There are a myriad number of ways to address Agarwal’s concerns within the context of ungrading, but I’ll start with self-assessment. In many ungrading practices, assessment is handed over to the student to do for themselves. Jesse Stommel and others advocate for student self-assessment, offering that this approach creates a dialogue between students and their own work, and between students and their teachers. Rather than boil down to a number or letter, both of which have arbitrary and subjective meaning (but are objectively powerful), and both of which close off rather than begin conversations, self-assessment gives a student the ability to identify their own meaning in their work, conveys that reflection to their teachers, and opens up a space for dialogue.

And there are multiple other ways that ungrading can be applied to encourage students to engage in their learning, and to create connections between students and teachers. Grade-free zones, process letters, student-created rubrics, peer assessment—all of these shift the burden of grades, and their power over students’ lives, in favour of learning that’s assessed as it happens. In their NIH article, Jenny Inker and colleagues point out that “Ungrading has been shown to increase students’ intrinsic motivation to learn, their willingness to take intellectual risks, and the quality of their thinking.” Ungrading may not entirely take the grade off the table, but it does substantially change the way grades are perceived, doled out, and felt.

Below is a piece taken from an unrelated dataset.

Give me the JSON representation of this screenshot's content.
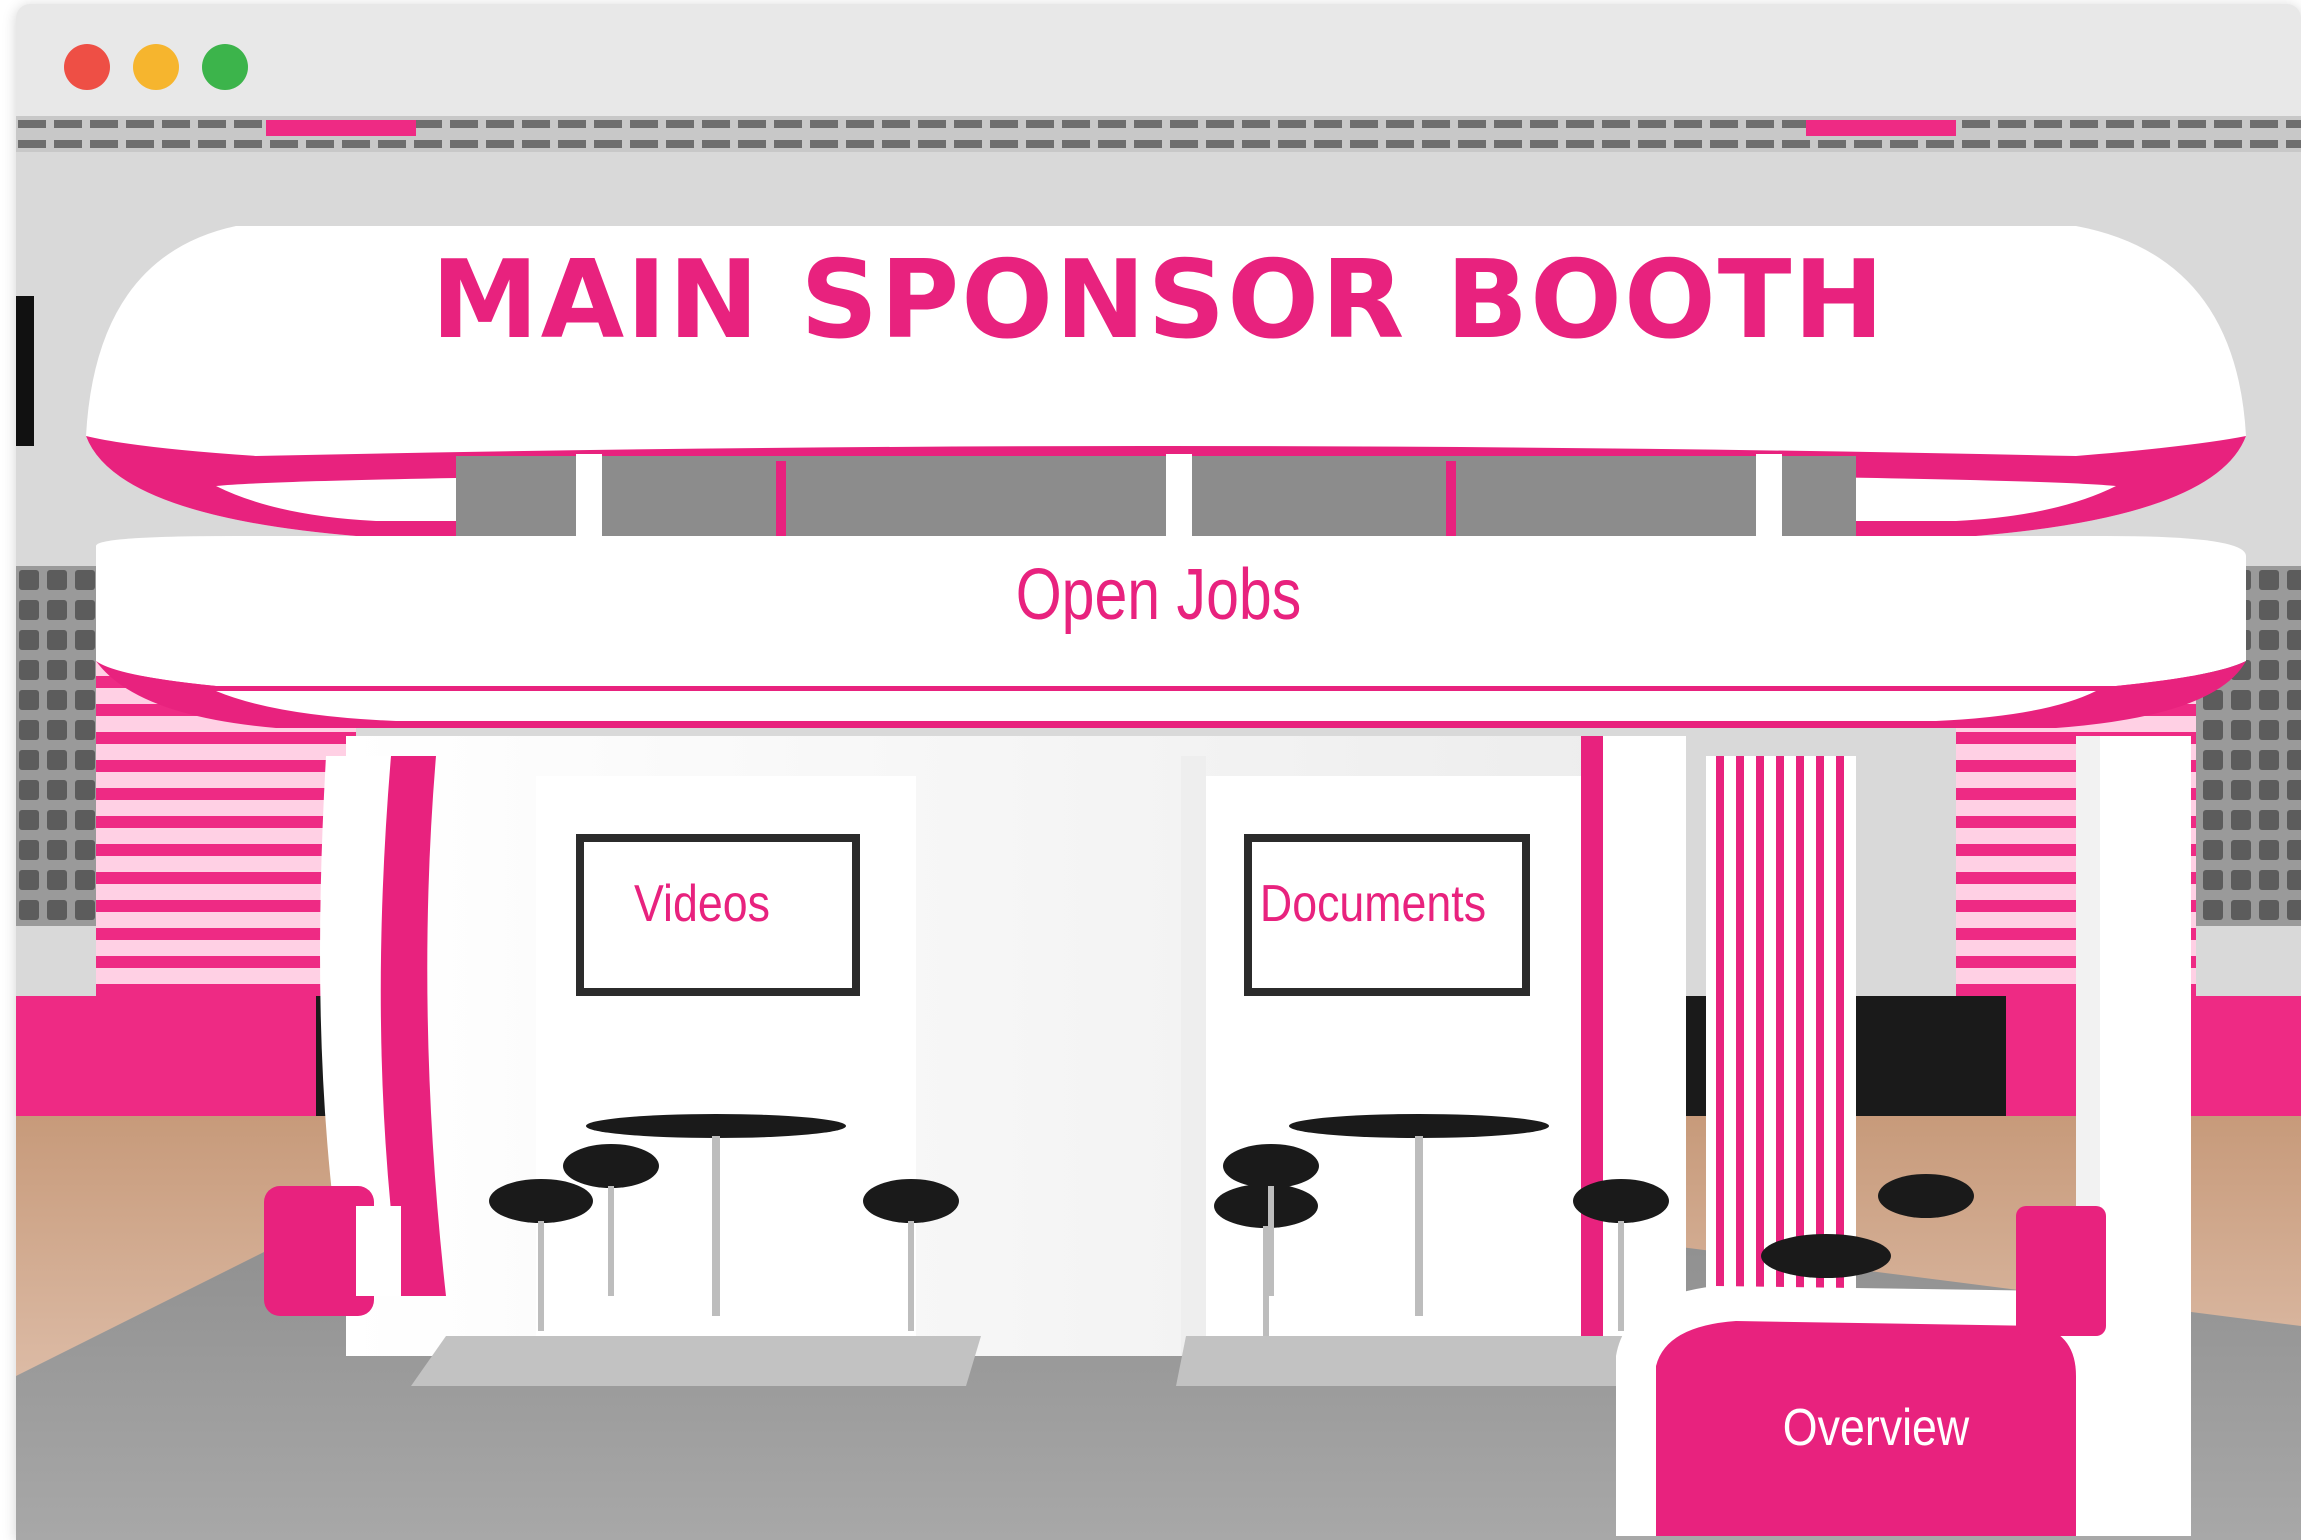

And to Agarwal’s point, ungrading also saves teachers’ time, while simultaneously creating the necessary conditions for deeper connections with students.

We don’t need AI to relieve us from the burden of grading, not when there are so many effective—and decidedly human—strategies available through ungrading. Investing in students and investing in learning does not need to look like letting teaching become automatable.